Etiology of Inflammatory Bowel Disease

Inflammatory bowel disease appears to result from a dysregulated immune response to intestinal contents. Inflammatory cells are always present in normal mucosa poised to protect us from potentially harmful luminal agents. In patients with Crohn disease (CD) or ulcerative colitis, the normal tightly controlled activity of the mucosal immune system becomes excessive resulting in profound tissue damage. To prevent this tissue damage, patients with IBD are placed on potent medications (glucocorticoids, azathioprine, infliximab, cyclosporine, and/or methotrexate) that suppress cellular immunity.
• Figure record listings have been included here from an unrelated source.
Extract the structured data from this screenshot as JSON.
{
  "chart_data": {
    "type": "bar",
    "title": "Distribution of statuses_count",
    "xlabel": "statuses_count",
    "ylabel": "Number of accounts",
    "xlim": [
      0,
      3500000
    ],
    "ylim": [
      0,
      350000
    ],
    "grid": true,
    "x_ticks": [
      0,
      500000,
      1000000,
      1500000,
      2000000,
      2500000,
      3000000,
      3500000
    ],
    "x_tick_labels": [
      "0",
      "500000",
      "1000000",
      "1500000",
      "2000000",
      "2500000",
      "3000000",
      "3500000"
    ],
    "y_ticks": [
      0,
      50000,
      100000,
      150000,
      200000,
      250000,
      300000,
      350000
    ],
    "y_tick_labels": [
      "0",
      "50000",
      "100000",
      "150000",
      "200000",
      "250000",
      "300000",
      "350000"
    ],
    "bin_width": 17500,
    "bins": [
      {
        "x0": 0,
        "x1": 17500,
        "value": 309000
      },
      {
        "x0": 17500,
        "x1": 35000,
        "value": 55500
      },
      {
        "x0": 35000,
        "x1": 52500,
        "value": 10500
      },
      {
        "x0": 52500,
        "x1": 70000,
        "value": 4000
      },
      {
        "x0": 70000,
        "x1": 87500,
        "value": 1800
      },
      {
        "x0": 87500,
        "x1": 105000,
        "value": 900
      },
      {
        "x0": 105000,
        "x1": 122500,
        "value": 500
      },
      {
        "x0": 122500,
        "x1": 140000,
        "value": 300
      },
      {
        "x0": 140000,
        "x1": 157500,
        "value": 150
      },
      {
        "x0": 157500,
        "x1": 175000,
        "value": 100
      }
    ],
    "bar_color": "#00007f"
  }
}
Animal models of IBD show that immune dysregulation results in intestinal inflammation and provide insight into the circuits that prevent excessive activity. Immune-deficient mice develop colitis when given a segregated population of naïve CD4+ T cells (CD45RBHigh). The colitis can be prevented by cotransfer of CD45RBLow-expressing T cells. The cytokines transforming growth factor β (TGF-β) and interleukin (IL)-10 are required for this regulation.[1,2] IL-10 is a regulatory cytokine that inhibits macrophage and dendritic cell activation and suppresses production of proinflammatory mediators such as tumor necrosis factor a, IL-12, IL-1, nitric oxide, and several chemokines.[3] Mice that lack IL-10 develop spontaneous colitis.[4] TGF-β has many actions[5] including inhibition of T-cell proliferation. TGF-β prevents naïve T cells from expressing transcription factors (T-bet, Gata-3) that drive their development into effector T cells.[6,7] Instead, TGF-β induces T cells to express the transcription factor Foxp3 (scurfin) that drives their development into a regulatory phenotype.[8**] Mice engineered to have T cells that cannot sense TGF-β develop spontaneous colitis.[9]
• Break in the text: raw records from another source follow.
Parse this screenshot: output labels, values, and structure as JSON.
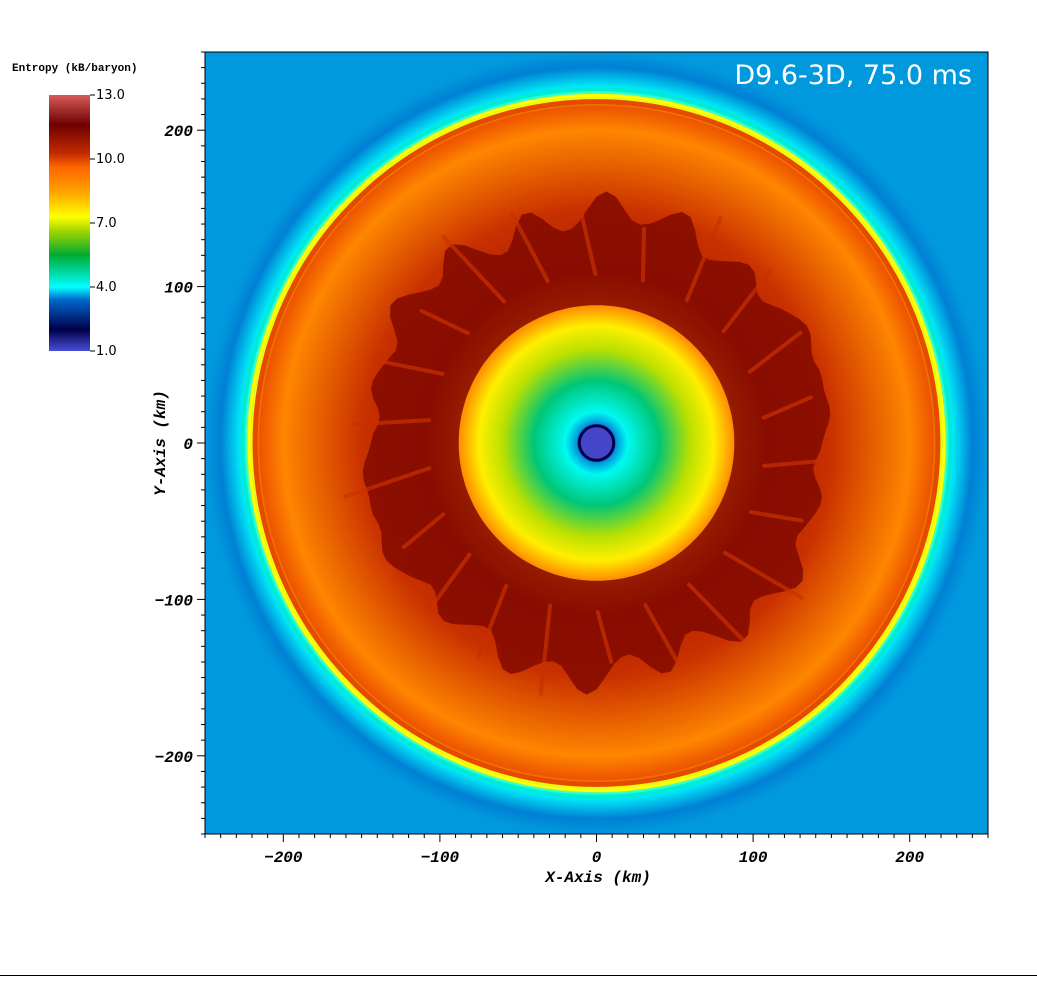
{
  "chart_data": {
    "type": "heatmap",
    "title": "",
    "annotation": "D9.6-3D, 75.0 ms",
    "xlabel": "X-Axis (km)",
    "ylabel": "Y-Axis (km)",
    "xlim": [
      -250,
      250
    ],
    "ylim": [
      -250,
      250
    ],
    "x_ticks": [
      -200,
      -100,
      0,
      100,
      200
    ],
    "y_ticks": [
      200,
      100,
      0,
      -100,
      -200
    ],
    "x_tick_labels": [
      "−200",
      "−100",
      "0",
      "100",
      "200"
    ],
    "y_tick_labels": [
      "200",
      "100",
      "0",
      "−100",
      "−200"
    ],
    "colorbar": {
      "title": "Entropy (kB/baryon)",
      "range": [
        1.0,
        13.0
      ],
      "ticks": [
        13.0,
        10.0,
        7.0,
        4.0,
        1.0
      ],
      "tick_labels": [
        "13.0",
        "10.0",
        "7.0",
        "4.0",
        "1.0"
      ],
      "colors": [
        {
          "value": 1.0,
          "color": "#4a4ed6"
        },
        {
          "value": 2.0,
          "color": "#00004a"
        },
        {
          "value": 3.4,
          "color": "#0066cc"
        },
        {
          "value": 4.0,
          "color": "#00ffff"
        },
        {
          "value": 5.5,
          "color": "#00aa33"
        },
        {
          "value": 6.6,
          "color": "#9ed400"
        },
        {
          "value": 7.3,
          "color": "#ffff00"
        },
        {
          "value": 8.5,
          "color": "#ffa000"
        },
        {
          "value": 9.6,
          "color": "#ff6600"
        },
        {
          "value": 10.3,
          "color": "#c02800"
        },
        {
          "value": 11.6,
          "color": "#6e0000"
        },
        {
          "value": 13.0,
          "color": "#d75a5a"
        }
      ]
    },
    "field_profile": [
      {
        "r_km": 0,
        "entropy": 1.2
      },
      {
        "r_km": 10,
        "entropy": 1.4
      },
      {
        "r_km": 13,
        "entropy": 3.6
      },
      {
        "r_km": 20,
        "entropy": 4.1
      },
      {
        "r_km": 40,
        "entropy": 5.0
      },
      {
        "r_km": 60,
        "entropy": 6.8
      },
      {
        "r_km": 75,
        "entropy": 7.5
      },
      {
        "r_km": 90,
        "entropy": 9.2
      },
      {
        "r_km": 110,
        "entropy": 10.6
      },
      {
        "r_km": 150,
        "entropy": 10.2
      },
      {
        "r_km": 200,
        "entropy": 9.0
      },
      {
        "r_km": 215,
        "entropy": 9.8
      },
      {
        "r_km": 220,
        "entropy": 7.4
      },
      {
        "r_km": 225,
        "entropy": 4.0
      },
      {
        "r_km": 240,
        "entropy": 3.5
      },
      {
        "r_km": 250,
        "entropy": 3.6
      }
    ],
    "background_entropy": 3.6,
    "shock_radius_km": 223,
    "plume_inner_km": 100,
    "plume_outer_km": 160
  }
}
In most animal models of IBD, inflammation results from an excessive T helper (Th) 1 response. Cellular immune responses often polarize into the Th1 type, characterized by cells that make IL-12, interferon gamma (IFN-γ), or tumor necrosis factor a and the Th2 type, characterized by cells that make IL-4, IL-5, and IL-13.[10] When unbridled, either polarized Th1 or Th2 responses can cause disease. Diseases associated with polarized Th1 responses include CD, multiple sclerosis, insulin-dependent diabetes, rheumatoid arthritis, and psoriasis. Diseases associated with polarized Th2 responses include atopic dermatitis, allergic rhinitis, and asthma. Ulcerative colitis has features of both Th1 (IFN-γ) and Th2 (IL-4) responses.
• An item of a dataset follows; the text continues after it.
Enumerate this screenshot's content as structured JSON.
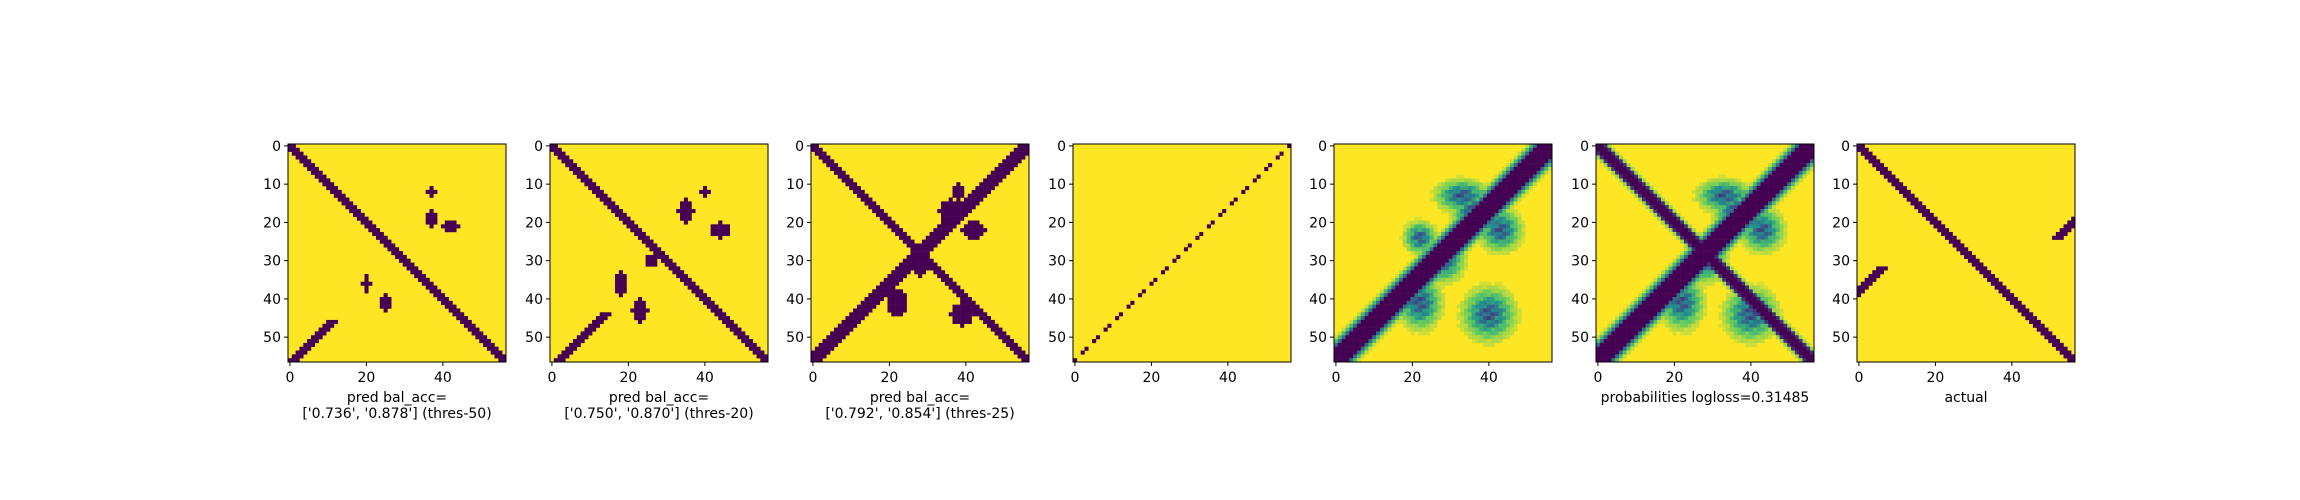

Normally, the immune response is appropriately restrained by multiple homeostatic mechanisms (Fig. 1). IFN-γ made by Th1 cells inhibits development and proliferation of Th2 cells, whereas IL-4, IL-13, and IL-10 made by Th2 cells inhibit generation of Th1 cells. Thus, the Th1 and Th2 responses are counterregulatory. More recently identified are at least three phenotypes of T cells with predominant regulatory function (Treg) called the natural T regulatory, Th3, and Tr1 subtypes. Natural CD4+CD25+ regulatory T cells, differentiated in the thymus, inhibit proliferation of other T cells by cell contact.[11] Mice that lack natural regulator T cells develop autoimmune diseases. Regulatory CD4+CD25+ T cells may also develop outside the thymus.[12*] A transcription factor that drives development of CD4+CD25+ Tregs is FoxP3.[13**,14**] Animals and patients lacking Foxp3 develop severe, fatal multiorgan autoimmune disease.[15,16] Th3 cells make TGF-β[17] that inhibits development of both Th1 and Th2 cells. Tr1 cells make copious amounts of IL-10 that inhibits both Th1 and Th2 responses.[3]

Pathways of Immune Regulation

What causes the immune dysregulation in IBD is unknown. A mutation in Card15 ( Nod2 ) accounts for some of the risk of developing CD in Western populations.[18,19] Card15 is a protein expressed in Paneth cells and monocytes that senses muramyl dipeptide, a component of all bacteria.[20**,21] Although Card15 mutations confer risk, they are neither required nor sufficient for developing CD. Most patients with CD do not have Card15 mutations and most people with Card15 mutations do not have CD. This shows that the interaction of multiple genes contributes to developing CD.

Although genes contribute, environmental factors also affect the development of IBD. Studies of monozygotic (genetically identical) twins show a concordance rate for IBD in 50% of twins with CD (observed for an average of 27.4 years) and 18.8% of twins with ulcerative colitis (observed for an average of 32.2 years).[22**] Concordance rates would be much higher for identical twins if genes alone predestined IBD.